Coyote's Canyon Journal

"Now I see the secret of the making of the best persons. It is to grow in the open air and to eat and sleep with the earth." -- Walt Whitman, Song of the Open Road

My Photo
Name:
Location: Canyon State of Mind, United States

I enjoy writing. I don't actually make a living with my English degree, so I keep a blog for fun. The blog is first draft, and as a former editor I apologize for any weird errors that may be present. I do not apologize for writing about things that matter to me. Thanks for reading.

Thursday, October 05, 2006

Subdued.

It's uncharacteristically rainy here today, which is just fine for a day that marks the funerals of four innocent children. I don't usually get worked up over stories like this, but I found myself crying while I was watching TV two days ago when this story broke. The last time I cried about something on the news was September 1, 2005...watching people scream for help in New Orleans.

I'm not an overly emotional person. I used to be, but I am not anymore. I don't cry at the drop of a hat. These days, it takes a lot for me to break down. A LOT. Maybe that's a sorry side-effect of living in one of the meanest towns in America. Maybe it's a sign of strength, or a sign that I'm horribly jaded. I am not sure which.
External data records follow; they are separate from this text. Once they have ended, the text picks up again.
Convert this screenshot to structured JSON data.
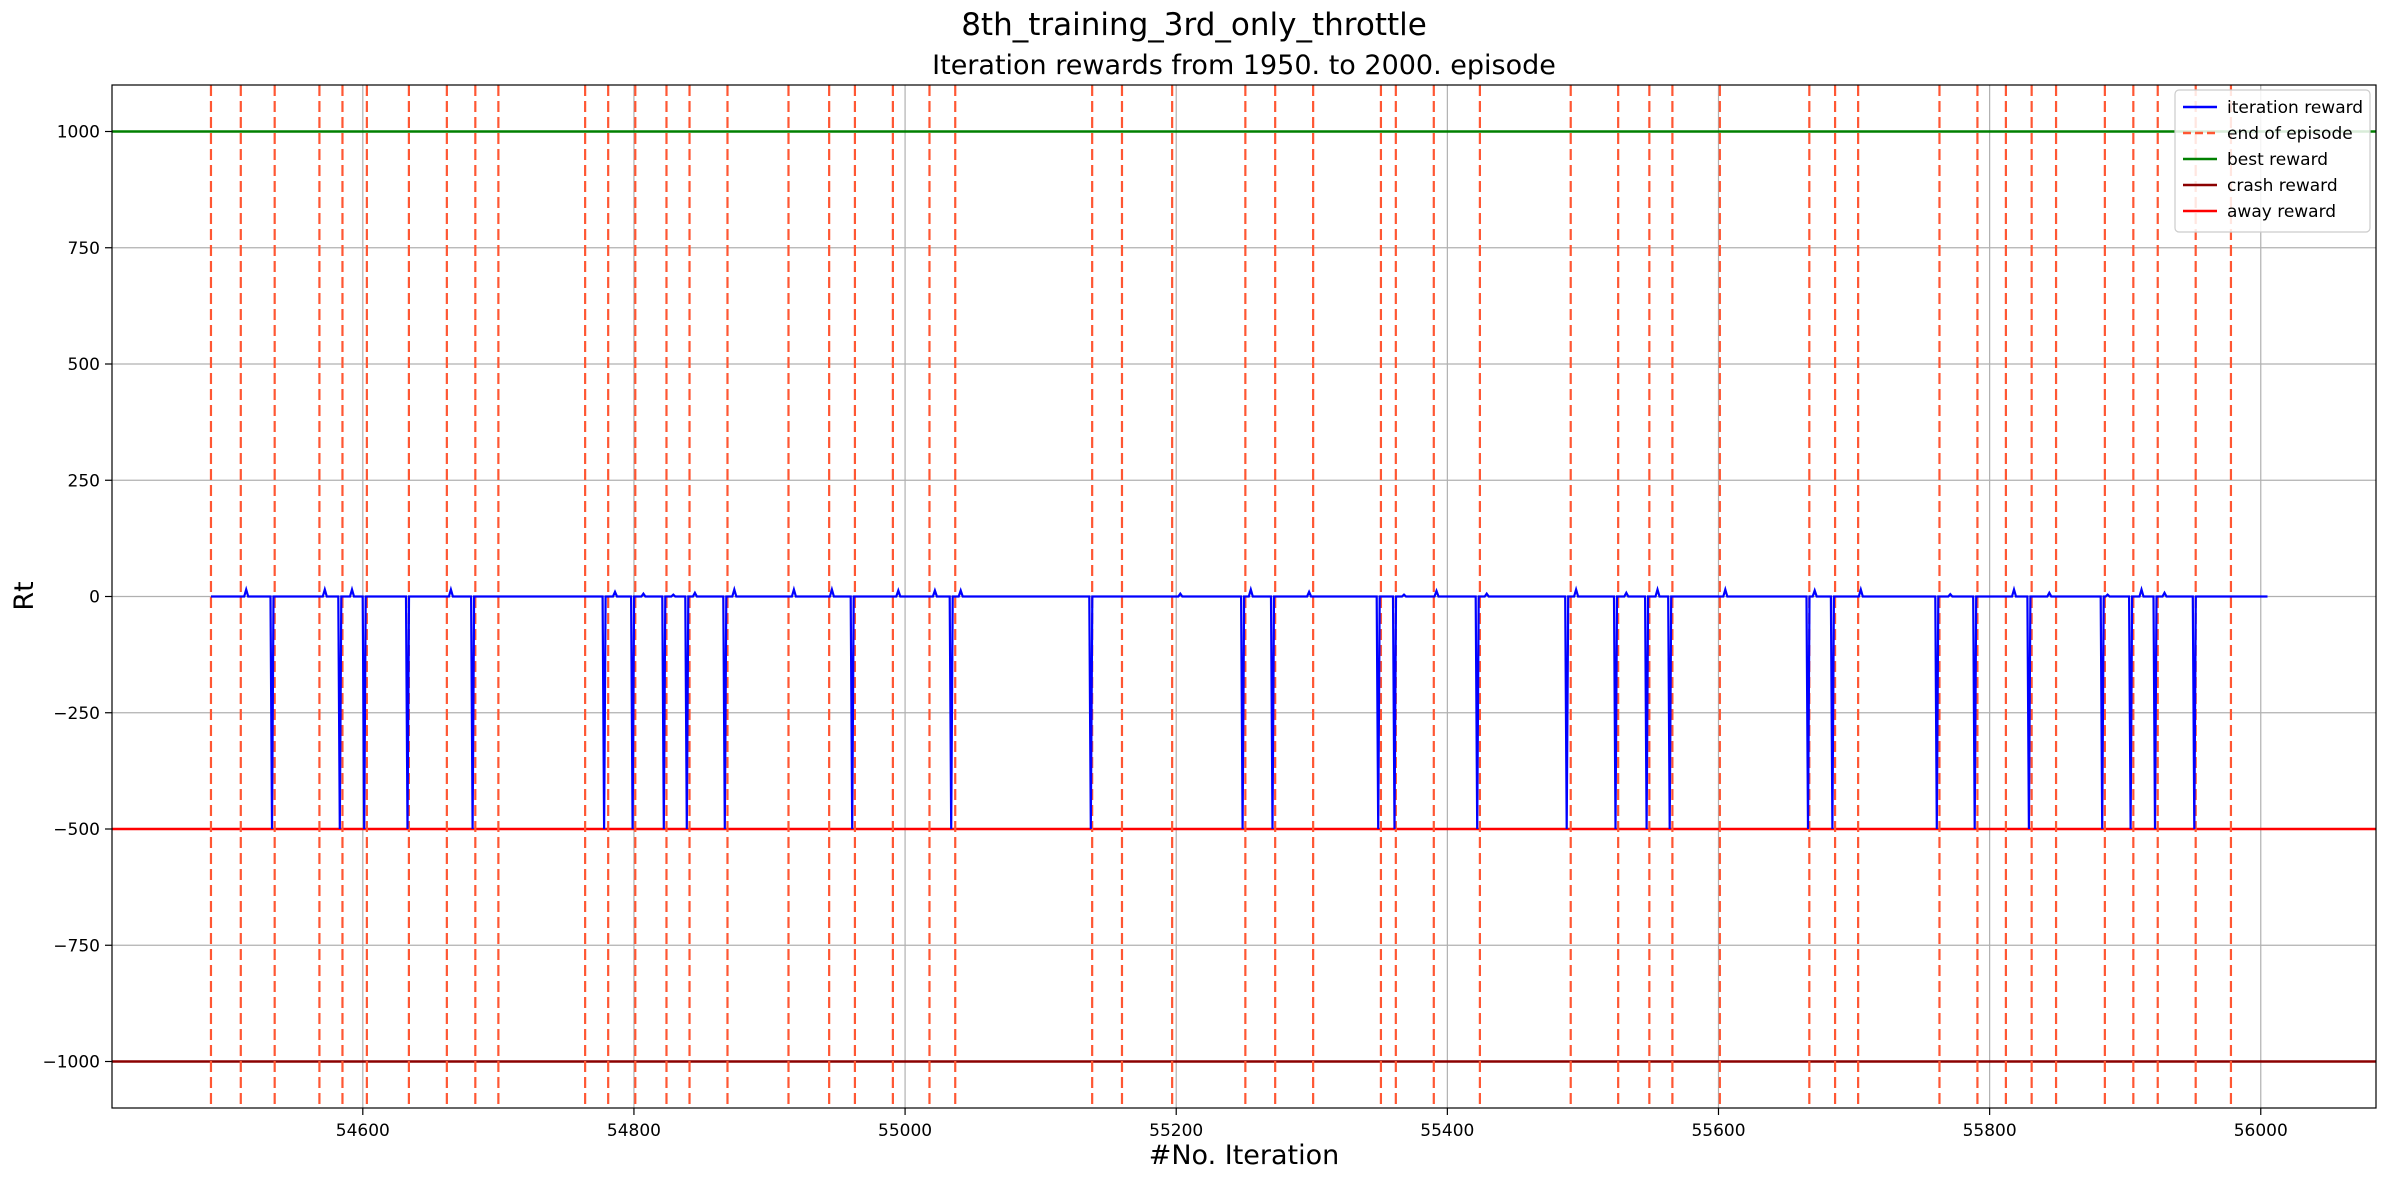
{
  "chart_data": {
    "type": "line",
    "suptitle": "8th_training_3rd_only_throttle",
    "title": "Iteration rewards from 1950. to 2000. episode",
    "xlabel": "#No. Iteration",
    "ylabel": "Rt",
    "xlim": [
      54415,
      56085
    ],
    "ylim": [
      -1100,
      1100
    ],
    "xticks": [
      54600,
      54800,
      55000,
      55200,
      55400,
      55600,
      55800,
      56000
    ],
    "yticks": [
      -1000,
      -750,
      -500,
      -250,
      0,
      250,
      500,
      750,
      1000
    ],
    "tick_labels_x": [
      "54600",
      "54800",
      "55000",
      "55200",
      "55400",
      "55600",
      "55800",
      "56000"
    ],
    "tick_labels_y": [
      "−1000",
      "−750",
      "−500",
      "−250",
      "0",
      "250",
      "500",
      "750",
      "1000"
    ],
    "grid": true,
    "legend_position": "top-right",
    "series": [
      {
        "name": "iteration reward",
        "color": "#0000ff",
        "style": "solid"
      },
      {
        "name": "end of episode",
        "color": "#ff5733",
        "style": "dashed"
      },
      {
        "name": "best reward",
        "color": "#008000",
        "style": "solid",
        "value": 1000
      },
      {
        "name": "crash reward",
        "color": "#8b0000",
        "style": "solid",
        "value": -1000
      },
      {
        "name": "away reward",
        "color": "#ff0000",
        "style": "solid",
        "value": -500
      }
    ],
    "iteration_reward": {
      "x_start": 54488,
      "x_end": 56005,
      "baseline": 0,
      "crash_drops": [
        54533,
        54583,
        54601,
        54633,
        54681,
        54778,
        54799,
        54822,
        54839,
        54867,
        54961,
        55034,
        55137,
        55249,
        55271,
        55349,
        55361,
        55422,
        55488,
        55524,
        55547,
        55564,
        55666,
        55684,
        55761,
        55789,
        55829,
        55883,
        55904,
        55922,
        55951
      ],
      "crash_value": -500,
      "spikes": [
        {
          "x": 54514,
          "y": 15
        },
        {
          "x": 54572,
          "y": 15
        },
        {
          "x": 54592,
          "y": 15
        },
        {
          "x": 54665,
          "y": 15
        },
        {
          "x": 54786,
          "y": 10
        },
        {
          "x": 54807,
          "y": 6
        },
        {
          "x": 54829,
          "y": 4
        },
        {
          "x": 54845,
          "y": 8
        },
        {
          "x": 54874,
          "y": 15
        },
        {
          "x": 54918,
          "y": 15
        },
        {
          "x": 54946,
          "y": 15
        },
        {
          "x": 54995,
          "y": 13
        },
        {
          "x": 55022,
          "y": 13
        },
        {
          "x": 55041,
          "y": 13
        },
        {
          "x": 55203,
          "y": 6
        },
        {
          "x": 55255,
          "y": 15
        },
        {
          "x": 55298,
          "y": 10
        },
        {
          "x": 55368,
          "y": 4
        },
        {
          "x": 55392,
          "y": 12
        },
        {
          "x": 55429,
          "y": 6
        },
        {
          "x": 55495,
          "y": 15
        },
        {
          "x": 55532,
          "y": 8
        },
        {
          "x": 55555,
          "y": 15
        },
        {
          "x": 55605,
          "y": 15
        },
        {
          "x": 55671,
          "y": 13
        },
        {
          "x": 55705,
          "y": 15
        },
        {
          "x": 55771,
          "y": 5
        },
        {
          "x": 55818,
          "y": 15
        },
        {
          "x": 55844,
          "y": 8
        },
        {
          "x": 55887,
          "y": 4
        },
        {
          "x": 55912,
          "y": 15
        },
        {
          "x": 55929,
          "y": 8
        }
      ]
    },
    "end_of_episode_x": [
      54488,
      54510,
      54535,
      54568,
      54585,
      54603,
      54634,
      54662,
      54683,
      54700,
      54764,
      54781,
      54801,
      54824,
      54841,
      54869,
      54914,
      54944,
      54963,
      54991,
      55018,
      55037,
      55138,
      55160,
      55197,
      55251,
      55273,
      55301,
      55351,
      55362,
      55390,
      55424,
      55491,
      55526,
      55549,
      55566,
      55601,
      55667,
      55686,
      55703,
      55763,
      55791,
      55812,
      55831,
      55849,
      55885,
      55906,
      55924,
      55952,
      55978
    ]
  }
}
Perhaps being jaded is a strength so you can help other people in their time of need without having an old-fashioned come-apart.

I know that something inside of me still works correctly, though, because I know that these horrible stories were worth a few tears. At least I'm not a robot. I'm not completely dead inside. Living here hasn't totally hardened my heart; there is still some part of me that responds normally, thank god. Even though media coverage can sometimes be silly or over-the-top, these stories are still, at their core, about how hard it is to be a human being sometimes. And I can totally relate.